Spoken word processing and the effect of phonemic mismatch in aphasia and dyslexia
|Title||Spoken word processing and the effect of phonemic mismatch in aphasia and dyslexia|
|Year of Publication||2006|
|Conference Name||Dag van de Fonetiek 2006|
|Authors||Janse, Esther, Elise de Bree, and Susanne Brouwer|
|Publisher||Nederlandse Vereniging voor Fonetische Wetenschappen|
|Conference Location||Utrecht, The Netherlands|
Initial lexical activation in typical populations is a direct reflection of the goodness of fit between the presented stimulus and the intended target. In this study, lexical activation was investigated upon presentation of polysyllabic pseudowords (such as procodile) for two atypical populations: aphasic and dyslexic adults.
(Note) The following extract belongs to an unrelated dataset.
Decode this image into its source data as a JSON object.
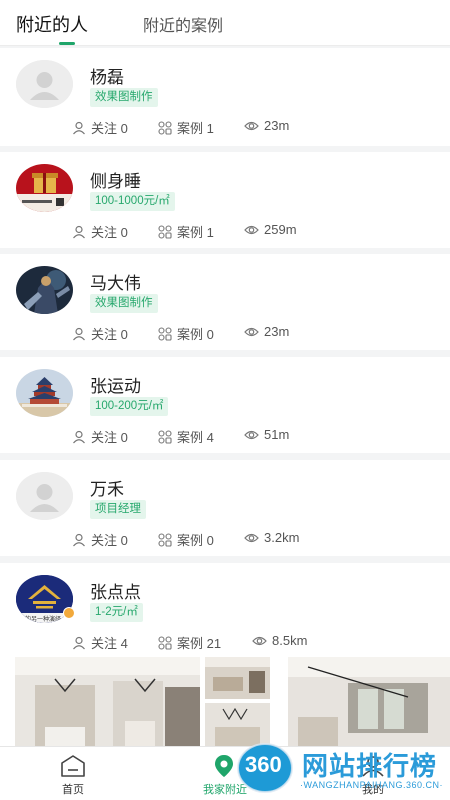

Results of an auditory lexical decision task supported the hypothesis that sensitivity to phonemic mismatch was lower in both atypical populations, compared to their respective control groups. However, whereas the dyslexic participants were outperformed by their controls only for minimal word-initial mismatches, lexical decision accuracy of the aphasic participants was lower across the board. Both atypical groups were affected by the acoustic/perceptual difference between the changed and canonical word form. The results are discussed in terms of lexical access and the role of verbal working memory.